Luckily, though, I do have a little time this morning to read through some of my bookmarked poems, and I think I owe it to my faithful readers to share a few of them...
|Our Bed Is Also Green|
|by Joshua Bell|
Please read the rest here and let me know what you think. I'm enchanted by the layout of this poem. The two-column format with alternating indentations...I'm not sure I know what that's about (which my most faithful of readers know I love), but I like it. The symmetry makes me wonder if the speaker is talking to another person (hence the two columns) or if he's talking to himself (hence the mirror images). And the choppiness of the breaks and space and indentations...I bet this poem is terrific when read aloud by the poet.

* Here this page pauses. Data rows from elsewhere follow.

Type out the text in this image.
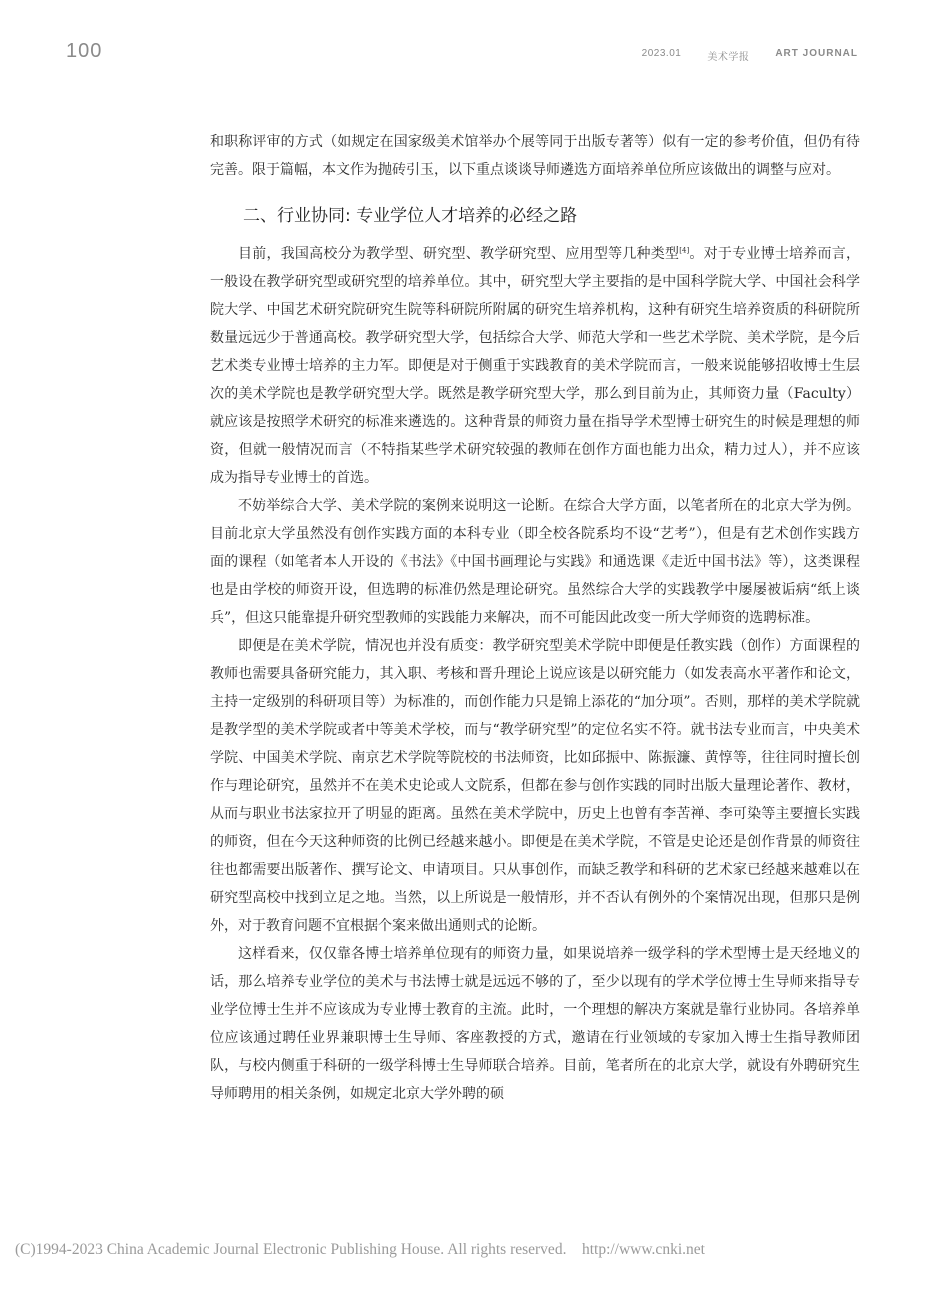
100	2023.01	美术学报	ART JOURNAL

和职称评审的方式（如规定在国家级美术馆举办个展等同于出版专著等）似有一定的参考价值，但仍有待完善。限于篇幅，本文作为抛砖引玉，以下重点谈谈导师遴选方面培养单位所应该做出的调整与应对。

二、行业协同: 专业学位人才培养的必经之路

目前，我国高校分为教学型、研究型、教学研究型、应用型等几种类型[4]。对于专业博士培养而言，一般设在教学研究型或研究型的培养单位。其中，研究型大学主要指的是中国科学院大学、中国社会科学院大学、中国艺术研究院研究生院等科研院所附属的研究生培养机构，这种有研究生培养资质的科研院所数量远远少于普通高校。教学研究型大学，包括综合大学、师范大学和一些艺术学院、美术学院，是今后艺术类专业博士培养的主力军。即便是对于侧重于实践教育的美术学院而言，一般来说能够招收博士生层次的美术学院也是教学研究型大学。既然是教学研究型大学，那么到目前为止，其师资力量（Faculty）就应该是按照学术研究的标准来遴选的。这种背景的师资力量在指导学术型博士研究生的时候是理想的师资，但就一般情况而言（不特指某些学术研究较强的教师在创作方面也能力出众，精力过人），并不应该成为指导专业博士的首选。

不妨举综合大学、美术学院的案例来说明这一论断。在综合大学方面，以笔者所在的北京大学为例。目前北京大学虽然没有创作实践方面的本科专业（即全校各院系均不设“艺考”），但是有艺术创作实践方面的课程（如笔者本人开设的《书法》《中国书画理论与实践》和通选课《走近中国书法》等），这类课程也是由学校的师资开设，但选聘的标准仍然是理论研究。虽然综合大学的实践教学中屡屡被诟病“纸上谈兵”，但这只能靠提升研究型教师的实践能力来解决，而不可能因此改变一所大学师资的选聘标准。

即便是在美术学院，情况也并没有质变：教学研究型美术学院中即便是任教实践（创作）方面课程的教师也需要具备研究能力，其入职、考核和晋升理论上说应该是以研究能力（如发表高水平著作和论文，主持一定级别的科研项目等）为标准的，而创作能力只是锦上添花的“加分项”。否则，那样的美术学院就是教学型的美术学院或者中等美术学校，而与“教学研究型”的定位名实不符。就书法专业而言，中央美术学院、中国美术学院、南京艺术学院等院校的书法师资，比如邱振中、陈振濂、黄惇等，往往同时擅长创作与理论研究，虽然并不在美术史论或人文院系，但都在参与创作实践的同时出版大量理论著作、教材，从而与职业书法家拉开了明显的距离。虽然在美术学院中，历史上也曾有李苦禅、李可染等主要擅长实践的师资，但在今天这种师资的比例已经越来越小。即便是在美术学院，不管是史论还是创作背景的师资往往也都需要出版著作、撰写论文、申请项目。只从事创作，而缺乏教学和科研的艺术家已经越来越难以在研究型高校中找到立足之地。当然，以上所说是一般情形，并不否认有例外的个案情况出现，但那只是例外，对于教育问题不宜根据个案来做出通则式的论断。

这样看来，仅仅靠各博士培养单位现有的师资力量，如果说培养一级学科的学术型博士是天经地义的话，那么培养专业学位的美术与书法博士就是远远不够的了，至少以现有的学术学位博士生导师来指导专业学位博士生并不应该成为专业博士教育的主流。此时，一个理想的解决方案就是靠行业协同。各培养单位应该通过聘任业界兼职博士生导师、客座教授的方式，邀请在行业领域的专家加入博士生指导教师团队，与校内侧重于科研的一级学科博士生导师联合培养。目前，笔者所在的北京大学，就设有外聘研究生导师聘用的相关条例，如规定北京大学外聘的硕

(C)1994-2023 China Academic Journal Electronic Publishing House. All rights reserved. http://www.cnki.net
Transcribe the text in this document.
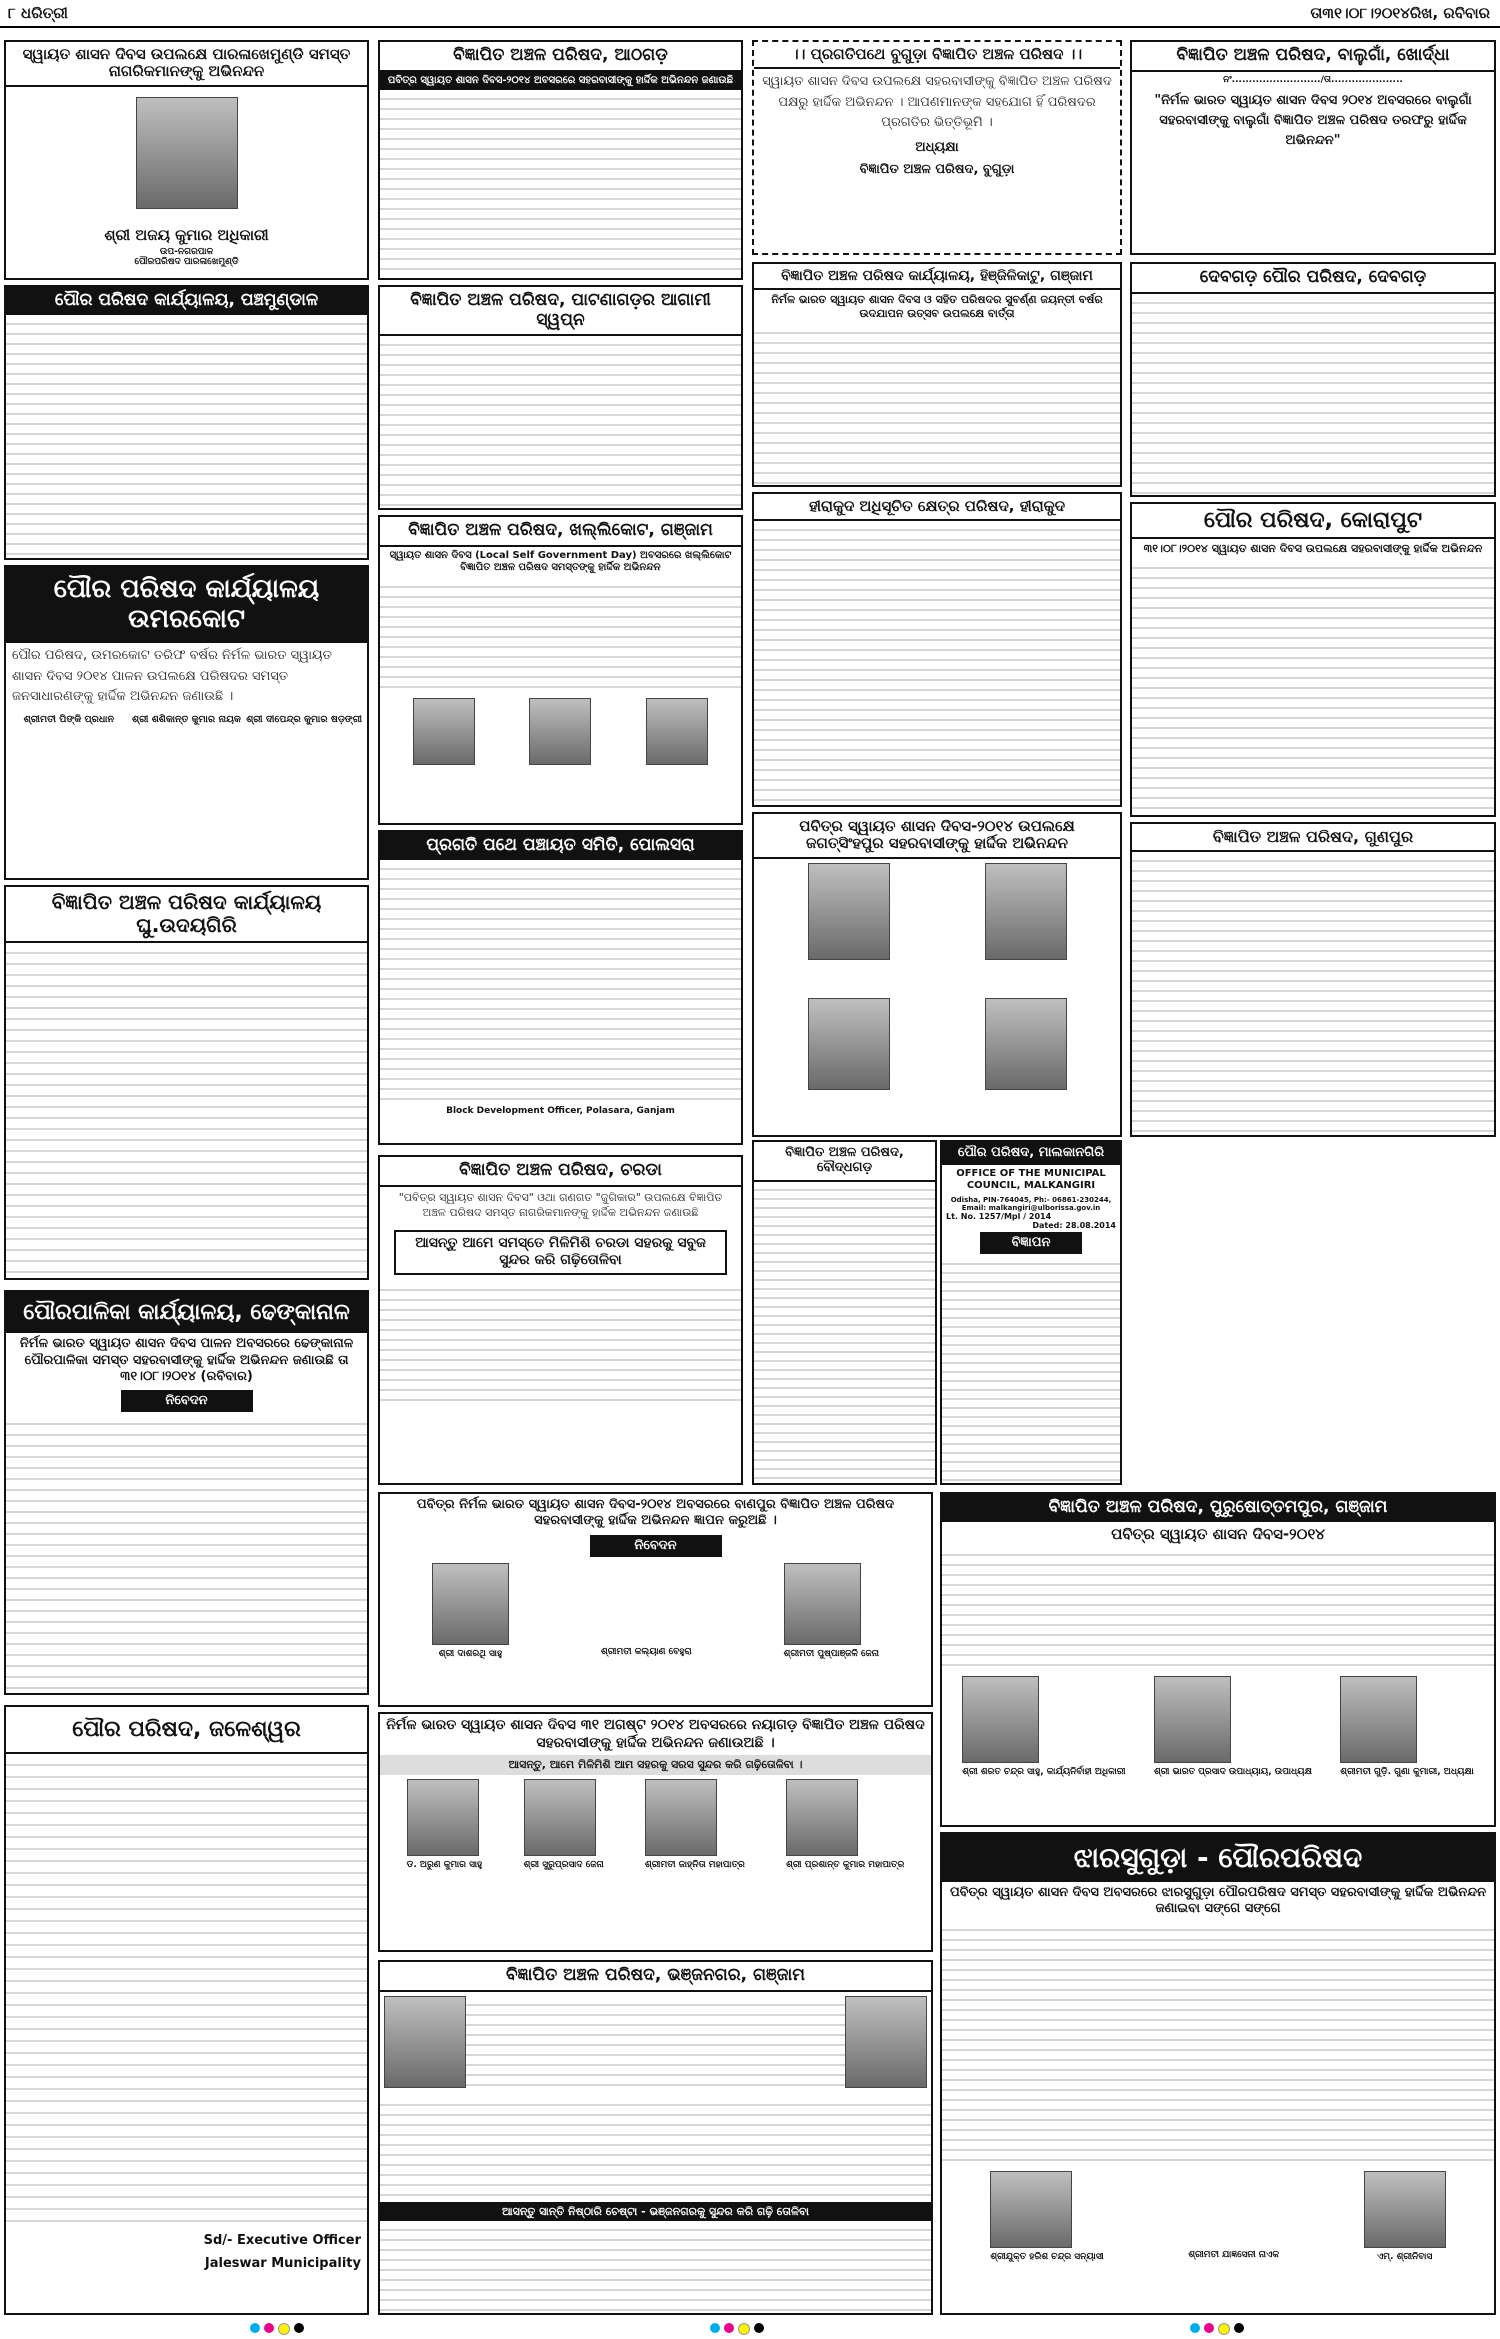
୮ ଧରିତ୍ରୀ	ତା୩୧।୦୮।୨୦୧୪ରିଖ, ରବିବାର
ସ୍ୱାୟତ ଶାସନ ଦିବସ ଉପଲକ୍ଷେ ପାରଳାଖେମୁଣ୍ଡି ସମସ୍ତ ନାଗରିକମାନଙ୍କୁ ଅଭିନନ୍ଦନ
ଶ୍ରୀ ଅଜୟ କୁମାର ଅଧିକାରୀ
ଉପ-ନଗରପାଳ
ପୌରପରିଷଦ ପାରଳାଖେମୁଣ୍ଡି
ପୌର ପରିଷଦ କାର୍ଯ୍ୟାଳୟ, ପଞ୍ଚମୁଣ୍ଡାଳ
ପୌର ପରିଷଦ କାର୍ଯ୍ୟାଳୟ ଉମରକୋଟ
ପୌର ପରିଷଦ, ଉମରକୋଟ ତରିଫ ବର୍ଷର ନିର୍ମଳ ଭାରତ ସ୍ୱାୟତ ଶାସନ ଦିବସ ୨୦୧୪ ପାଳନ ଉପଲକ୍ଷେ ପରିଷଦର ସମସ୍ତ ଜନସାଧାରଣଙ୍କୁ ହାର୍ଦ୍ଦିକ ଅଭିନନ୍ଦନ ଜଣାଉଛି ।
ଶ୍ରୀମତୀ ପିଙ୍କି ପ୍ରଧାନ	ଶ୍ରୀ ଶଶିକାନ୍ତ କୁମାର ନାୟକ ଶ୍ରୀ ଦୀପେନ୍ଦ୍ର କୁମାର ଷଡ଼ଙ୍ଗୀ
ବିଜ୍ଞାପିତ ଅଞ୍ଚଳ ପରିଷଦ କାର୍ଯ୍ୟାଳୟ ଘୁ.ଉଦୟଗିରି
ପୌରପାଳିକା କାର୍ଯ୍ୟାଳୟ, ଢେଙ୍କାନାଳ
ନିର୍ମଳ ଭାରତ ସ୍ୱାୟତ ଶାସନ ଦିବସ ପାଳନ ଅବସରରେ ଢେଙ୍କାନାଳ ପୌରପାଳିକା ସମସ୍ତ ସହରବାସୀଙ୍କୁ ହାର୍ଦ୍ଦିକ ଅଭିନନ୍ଦନ ଜଣାଉଛି ତା ୩୧।୦୮।୨୦୧୪ (ରବିବାର)
ନିବେଦନ
ପୌର ପରିଷଦ, ଜଳେଶ୍ୱର
Sd/- Executive Officer
Jaleswar Municipality
ବିଜ୍ଞାପିତ ଅଞ୍ଚଳ ପରିଷଦ, ଆଠଗଡ଼
ପବିତ୍ର ସ୍ୱାୟତ ଶାସନ ଦିବସ-୨୦୧୪ ଅବସରରେ ସହରବାସୀଙ୍କୁ ହାର୍ଦ୍ଦିକ ଅଭିନନ୍ଦନ ଜଣାଉଛି
ବିଜ୍ଞାପିତ ଅଞ୍ଚଳ ପରିଷଦ, ପାଟଣାଗଡ଼ର ଆଗାମୀ ସ୍ୱପ୍ନ
ବିଜ୍ଞାପିତ ଅଞ୍ଚଳ ପରିଷଦ, ଖଲ୍ଲିକୋଟ, ଗଞ୍ଜାମ
ସ୍ୱାୟତ ଶାସନ ଦିବସ (Local Self Government Day) ଅବସରରେ ଖଲ୍ଲିକୋଟ ବିଜ୍ଞାପିତ ଅଞ୍ଚଳ ପରିଷଦ ସମସ୍ତଙ୍କୁ ହାର୍ଦ୍ଦିକ ଅଭିନନ୍ଦନ
ପ୍ରଗତି ପଥେ ପଞ୍ଚାୟତ ସମିତି, ପୋଲସରା
Block Development Officer, Polasara, Ganjam
ବିଜ୍ଞାପିତ ଅଞ୍ଚଳ ପରିଷଦ, ଚରଡା
"ପବିତ୍ର ସ୍ୱାୟତ ଶାସନ ଦିବସ" ଓଥା ଗଣଗତ "ଜୁଗିକାର" ଉପଲକ୍ଷେ ବିଜ୍ଞାପିତ ଅଞ୍ଚଳ ପରିଷଦ ସମସ୍ତ ନାଗରିକମାନଙ୍କୁ ହାର୍ଦ୍ଦିକ ଅଭିନନ୍ଦନ ଜଣାଉଛି
ଆସନ୍ତୁ ଆମେ ସମସ୍ତେ ମିଳିମିଶି ଚରଡା ସହରକୁ ସବୁଜ ସୁନ୍ଦର କରି ଗଢ଼ିତୋଳିବା
ପବିତ୍ର ନିର୍ମଳ ଭାରତ ସ୍ୱାୟତ ଶାସନ ଦିବସ-୨୦୧୪ ଅବସରରେ ବାଣପୁର ବିଜ୍ଞାପିତ ଅଞ୍ଚଳ ପରିଷଦ ସହରବାସୀଙ୍କୁ ହାର୍ଦ୍ଦିକ ଅଭିନନ୍ଦନ ଜ୍ଞାପନ କରୁଅଛି ।
ନିବେଦନ
ଶ୍ରୀ ଦାଶରଥି ସାହୁ	ଶ୍ରୀମତୀ କଲ୍ୟାଣ ବେହୁରା	ଶ୍ରୀମତୀ ପୁଷ୍ପାଞ୍ଜଳି ଜେନା
ନିର୍ମଳ ଭାରତ ସ୍ୱାୟତ ଶାସନ ଦିବସ ୩୧ ଅଗଷ୍ଟ ୨୦୧୪ ଅବସରରେ ନୟାଗଡ଼ ବିଜ୍ଞାପିତ ଅଞ୍ଚଳ ପରିଷଦ ସହରବାସୀଙ୍କୁ ହାର୍ଦ୍ଦିକ ଅଭିନନ୍ଦନ ଜଣାଉଅଛି ।
ଆସନ୍ତୁ, ଆମେ ମିଳିମିଶି ଆମ ସହରକୁ ସରସ ସୁନ୍ଦର କରି ଗଢ଼ିତୋଳିବା ।
ଡ. ଅରୁଣ କୁମାର ସାହୁ	ଶ୍ରୀ ସୁରୁପ୍ରସାଦ ଜେନା	ଶ୍ରୀମତୀ ଜାହ୍ନିତା ମହାପାତ୍ର	ଶ୍ରୀ ପ୍ରଶାନ୍ତ କୁମାର ମହାପାତ୍ର
ବିଜ୍ଞାପିତ ଅଞ୍ଚଳ ପରିଷଦ, ଭଞ୍ଜନଗର, ଗଞ୍ଜାମ
ଆସନ୍ତୁ ସାନ୍ତି ନିଷ୍ଠାରି ଚେଷ୍ଟା - ଭଞ୍ଜନଗରକୁ ସୁନ୍ଦର କରି ଗଢ଼ି ତୋଳିବା
।। ପ୍ରଗତିପଥେ ବୁଗୁଡ଼ା ବିଜ୍ଞାପିତ ଅଞ୍ଚଳ ପରିଷଦ ।।
ସ୍ୱାୟତ ଶାସନ ଦିବସ ଉପଲକ୍ଷେ ସହରବାସୀଙ୍କୁ ବିଜ୍ଞାପିତ ଅଞ୍ଚଳ ପରିଷଦ ପକ୍ଷରୁ ହାର୍ଦ୍ଦିକ ଅଭିନନ୍ଦନ । ଆପଣମାନଙ୍କ ସହଯୋଗ ହିଁ ପରିଷଦର ପ୍ରଗତିର ଭିତ୍ତିଭୂମି ।
ଅଧ୍ୟକ୍ଷା
ବିଜ୍ଞାପିତ ଅଞ୍ଚଳ ପରିଷଦ, ବୁଗୁଡ଼ା
ବିଜ୍ଞାପିତ ଅଞ୍ଚଳ ପରିଷଦ କାର୍ଯ୍ୟାଳୟ, ହିଞ୍ଜିଳିକାଟୁ, ଗଞ୍ଜାମ
ନିର୍ମଳ ଭାରତ ସ୍ୱାୟତ ଶାସନ ଦିବସ ଓ ସହିତ ପରିଷଦର ସୁବର୍ଣ୍ଣ ଜୟନ୍ତୀ ବର୍ଷର ଉଦଯାପନ ଉତ୍ସବ ଉପଲକ୍ଷେ ବାର୍ତ୍ତା
ହୀରାକୁଦ ଅଧିସୂଚିତ କ୍ଷେତ୍ର ପରିଷଦ, ହୀରାକୁଦ
ପବିତ୍ର ସ୍ୱାୟତ ଶାସନ ଦିବସ-୨୦୧୪ ଉପଲକ୍ଷେ ଜଗତ୍ସିଂହପୁର ସହରବାସୀଙ୍କୁ ହାର୍ଦ୍ଦିକ ଅଭିନନ୍ଦନ
ବିଜ୍ଞାପିତ ଅଞ୍ଚଳ ପରିଷଦ, ବୌଦ୍ଧଗଡ଼
ପୌର ପରିଷଦ, ମାଲକାନଗିରି
OFFICE OF THE MUNICIPAL COUNCIL, MALKANGIRI
Odisha, PIN-764045, Ph:- 06861-230244, Email: malkangiri@ulborissa.gov.in
Lt. No. 1257/Mpl / 2014
Dated: 28.08.2014
ବିଜ୍ଞାପନ
ବିଜ୍ଞାପିତ ଅଞ୍ଚଳ ପରିଷଦ, ବାଲୁଗାଁ, ଖୋର୍ଦ୍ଧା
ନଂ........................../ତା.....................
"ନିର୍ମଳ ଭାରତ ସ୍ୱାୟତ ଶାସନ ଦିବସ ୨୦୧୪ ଅବସରରେ ବାଲୁଗାଁ ସହରବାସୀଙ୍କୁ ବାଲୁଗାଁ ବିଜ୍ଞାପିତ ଅଞ୍ଚଳ ପରିଷଦ ତରଫରୁ ହାର୍ଦ୍ଦିକ ଅଭିନନ୍ଦନ"
ଦେବଗଡ଼ ପୌର ପରିଷଦ, ଦେବଗଡ଼
ପୌର ପରିଷଦ, କୋରାପୁଟ
୩୧।୦୮।୨୦୧୪ ସ୍ୱାୟତ ଶାସନ ଦିବସ ଉପଲକ୍ଷେ ସହରବାସୀଙ୍କୁ ହାର୍ଦ୍ଦିକ ଅଭିନନ୍ଦନ
ବିଜ୍ଞାପିତ ଅଞ୍ଚଳ ପରିଷଦ, ଗୁଣପୁର
ବିଜ୍ଞାପିତ ଅଞ୍ଚଳ ପରିଷଦ, ପୁରୁଷୋତ୍ତମପୁର, ଗଞ୍ଜାମ
ପବିତ୍ର ସ୍ୱାୟତ ଶାସନ ଦିବସ-୨୦୧୪
ଶ୍ରୀ ଶରତ ଚନ୍ଦ୍ର ସାହୁ, କାର୍ଯ୍ୟନିର୍ବାହୀ ଅଧିକାରୀ	ଶ୍ରୀ ଭାରତ ପ୍ରସାଦ ଉପାଧ୍ୟାୟ, ଉପାଧ୍ୟକ୍ଷ	ଶ୍ରୀମତୀ ଗୁଡ଼ି. ଗୁଣା କୁମାରୀ, ଅଧ୍ୟକ୍ଷା
ଝାରସୁଗୁଡ଼ା - ପୌରପରିଷଦ
ପବିତ୍ର ସ୍ୱାୟତ ଶାସନ ଦିବସ ଅବସରରେ ଝାରସୁଗୁଡ଼ା ପୌରପରିଷଦ ସମସ୍ତ ସହରବାସୀଙ୍କୁ ହାର୍ଦ୍ଦିକ ଅଭିନନ୍ଦନ ଜଣାଇବା ସଙ୍ଗେ ସଙ୍ଗେ
ଶ୍ରୀଯୁକ୍ତ ହରିଶ ଚନ୍ଦ୍ର ସନ୍ୟାସୀ	ଶ୍ରୀମତୀ ଯାଜ୍ଞସେନୀ ନାଏକ	ଏମ୍. ଶ୍ରୀନିବାସ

On to another great piece, this one by Catherine Bowman and delivered through the Poets.org Poem-A-Day email. I really like list poems and litanies. (Remind me to blog about my all-time favorite someday soon). They're great as mentor texts for teaching poetry writing and they're fun to read for poetry novices and experts alike. This poem reads like a litany to me...
|by Catherine Bowman|
When he procured her, she purveyed him. When he rationed her out, she made him provisional. On being provisional, he made her his trough. On being a trough, she made him her silo. At once a silo, he made her his cut. On being a cut, she made him her utensil. On being a utensil, he turned her downhill. So being downhill, she made him her skis. When she was his stethoscope, he was her steady beat. From beat she was dog, from dog he was fetch, from fetch she was jab, from jab he was fake. When he was her complex equation, she was his simple math. So she turned him into strong evidence, accessory after the fact.
Read the last few stanzas here. There are great twists and turns here and I really enjoy line and
stanza breaks. Oh, it also has a terrific ending. (Choosing where to end a litany must be challenging.)
But I'm pretty sure I need someone to define the word "stet" for me. I thought it was a verb.
If you have more time than me, check out some of the other good poems I haven't had gotten a chance
"Jet" by Tony Hoagland
"Dawn Dreams" by Rachel Hadas (This one will "insinuate all day at the corner of your eye." Brilliant.)
"Interruptions" by Mary Crow
"Alone for the Fifth Day" by Jason Shinder
"The Coming of Light" by Mark Strand
Hopefully you'll be able to take a moment and enjoy one or all of these. Let me know how it goes.
(I don't know what's messing up the format of this post, sorry. I can't figure it out!)